Potongan lirik lagu Tulus 'Hati-hati di jalan' adalah fenomena yang menggambarkan sebuah hubungan yang terjalin tanpa kepastian pada ujungnya. Anggapan akan berakhir Bersama,  dipatahkan oleh beberapa hal yang tidak seirama satu sama lain.
 Bukan lagi kecocokan di awal perjalanan, namun bagaimana lika-liku seseorang menjalani harinya dengan orang yang dipercayai akan menjadi masa depannya. Kecocokan itu hanya bonus, menciptakan keseimbangan di tengah crowdednya cobaan hidup adalah salah satu penilaian untuk menentukan masa depan.

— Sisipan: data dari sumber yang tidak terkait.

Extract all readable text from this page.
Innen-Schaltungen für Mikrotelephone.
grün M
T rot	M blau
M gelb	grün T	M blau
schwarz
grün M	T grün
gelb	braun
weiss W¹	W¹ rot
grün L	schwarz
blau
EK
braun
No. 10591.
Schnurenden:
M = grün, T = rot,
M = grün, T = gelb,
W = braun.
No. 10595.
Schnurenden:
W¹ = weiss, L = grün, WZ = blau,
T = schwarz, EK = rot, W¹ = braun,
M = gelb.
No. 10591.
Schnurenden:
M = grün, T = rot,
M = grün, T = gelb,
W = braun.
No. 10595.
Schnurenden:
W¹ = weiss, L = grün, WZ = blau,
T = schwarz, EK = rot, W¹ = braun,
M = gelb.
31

 'Hati-hati di jalan' mulai merebak didendangkan setiap orang dimanapun dan kapanpun, asal suasananya mendukung. Seperti situasi hari ini, saat sang gubernur DKI Jakarta, Anis Baswedan, melepas jabatannya.

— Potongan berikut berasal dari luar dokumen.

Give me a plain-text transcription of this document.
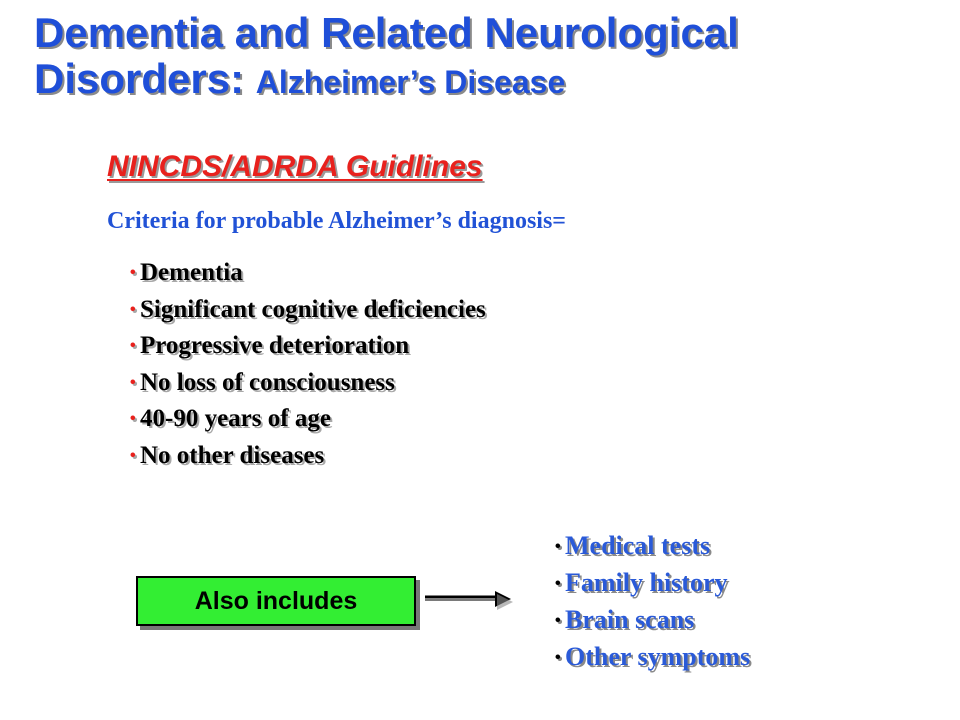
Dementia and Related Neurological Disorders: Alzheimer’s Disease
NINCDS/ADRDA Guidlines
Criteria for probable Alzheimer’s diagnosis=
• Dementia
• Significant cognitive deficiencies
• Progressive deterioration
• No loss of consciousness
• 40-90 years of age
• No other diseases
Also includes
• Medical tests
• Family history
• Brain scans
• Other symptoms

 Hm... Pak Anis ini memang meninggalkan banyak sekali cerita untuk ibu kota. Sedih pasti saat sang gubernur pamit, 'hati-hati di jalan' pun seharusnya dinyanyikan dengan perasaan penuh ketidak relaan.
 Namun beda halnya dengan sebagian besar rakyat negeri ini. Di hari terakhir Pak Anis menduduki singgasananya, sebagian masyarakatnya justru merasa senang. Bagaimana tidak senang, kalau pembual terbaiknya, versi LBH Jakarta, sudah lengser dari jabatannya.

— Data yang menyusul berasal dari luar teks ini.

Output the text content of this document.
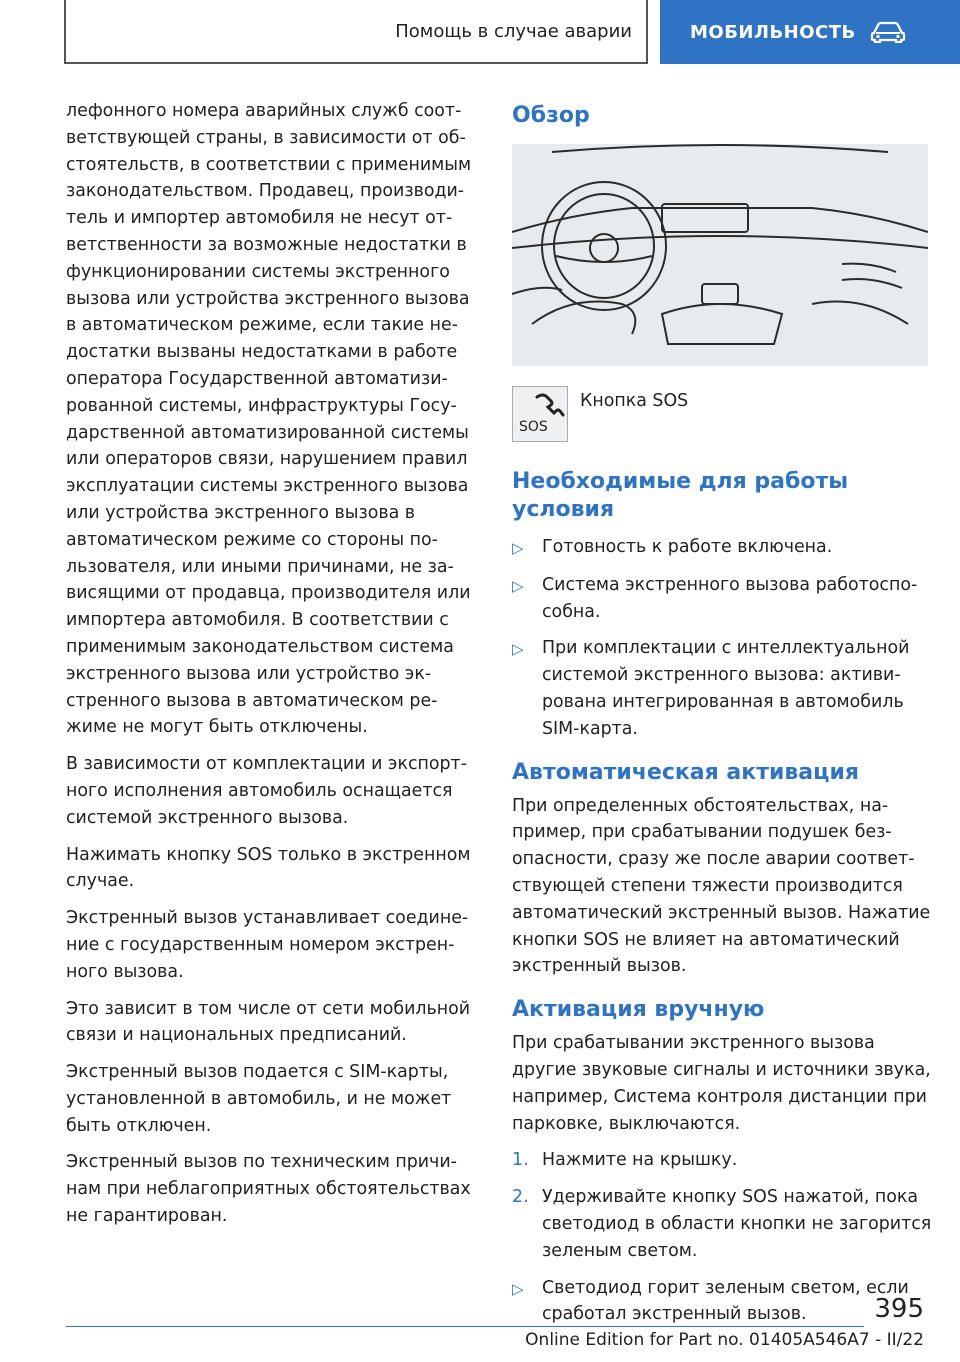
Помощь в случае аварии	МОБИЛЬНОСТЬ

лефонного номера аварийных служб соответствующей страны, в зависимости от обстоятельств, в соответствии с применимым законодательством. Продавец, производитель и импортер автомобиля не несут ответственности за возможные недостатки в функционировании системы экстренного вызова или устройства экстренного вызова в автоматическом режиме, если такие недостатки вызваны недостатками в работе оператора Государственной автоматизированной системы, инфраструктуры Государственной автоматизированной системы или операторов связи, нарушением правил эксплуатации системы экстренного вызова или устройства экстренного вызова в автоматическом режиме со стороны пользователя, или иными причинами, не зависящими от продавца, производителя или импортера автомобиля. В соответствии с применимым законодательством система экстренного вызова или устройство экстренного вызова в автоматическом режиме не могут быть отключены.

В зависимости от комплектации и экспортного исполнения автомобиль оснащается системой экстренного вызова.

Нажимать кнопку SOS только в экстренном случае.

Экстренный вызов устанавливает соединение с государственным номером экстренного вызова.

Это зависит в том числе от сети мобильной связи и национальных предписаний.

Экстренный вызов подается с SIM-карты, установленной в автомобиль, и не может быть отключен.

Экстренный вызов по техническим причинам при неблагоприятных обстоятельствах не гарантирован.

Обзор
SOS
Кнопка SOS
Необходимые для работы условия
▷	Готовность к работе включена.
▷	Система экстренного вызова работоспособна.
▷	При комплектации с интеллектуальной системой экстренного вызова: активирована интегрированная в автомобиль SIM-карта.
Автоматическая активация

При определенных обстоятельствах, например, при срабатывании подушек безопасности, сразу же после аварии соответствующей степени тяжести производится автоматический экстренный вызов. Нажатие кнопки SOS не влияет на автоматический экстренный вызов.

Активация вручную

При срабатывании экстренного вызова другие звуковые сигналы и источники звука, например, Система контроля дистанции при парковке, выключаются.

1. Нажмите на крышку.
2. Удерживайте кнопку SOS нажатой, пока светодиод в области кнопки не загорится зеленым светом.
▷	Светодиод горит зеленым светом, если сработал экстренный вызов.	395
Online Edition for Part no. 01405A546A7 - II/22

 Anis memang terkenal dengan huru-haranya, dirinya seorang gubernur yang tindak-tanduknya menjadi pusat perhatian, selalu berhasil membuat kecewa warganya. Mereka mempertanyakan kinerja Anies selama satu periode ini.
 Bukannya mereka tidak lihat kinerjanya Anies, tapi yang mereka jumpai hanyalah huru-hara sang gubernur yang berhasil membuat menganga warganya. Tentu mereka merasa dipermainkan.
 Coba menilik sekilas tentang janji kampanyenya 5 tahun yang lalu. Mana yang katanya akan memberi fasilitas untuk pendidikan anak-anak Jakarta? Jakarta masih menjadi kota dengan angka anak putus sekolah tertinggi di negara ini.
 Menyedihkan bukan, di saat gubernurnya adalah mantan menteri pendidikan dan kebudayaan, rakyatnya bukannya sejahtera karena kebutuhan pendidikannya terpenuhi, justru banyak anak-anak Jakarta yang menjadi korban putus sekolah karena biaya hidup yang mencekik kehidupan mereka.
 Jangankan sekolah, makan saja mereka harus memutar otak untuk mendapatkan sesuap nasi. Bagaimana dengan tujuan bangsa untuk mencerdaskan rakyatnya, kalau angka putus sekolah saja di ibu kota negara ini mecapai tingkatan tertinggi.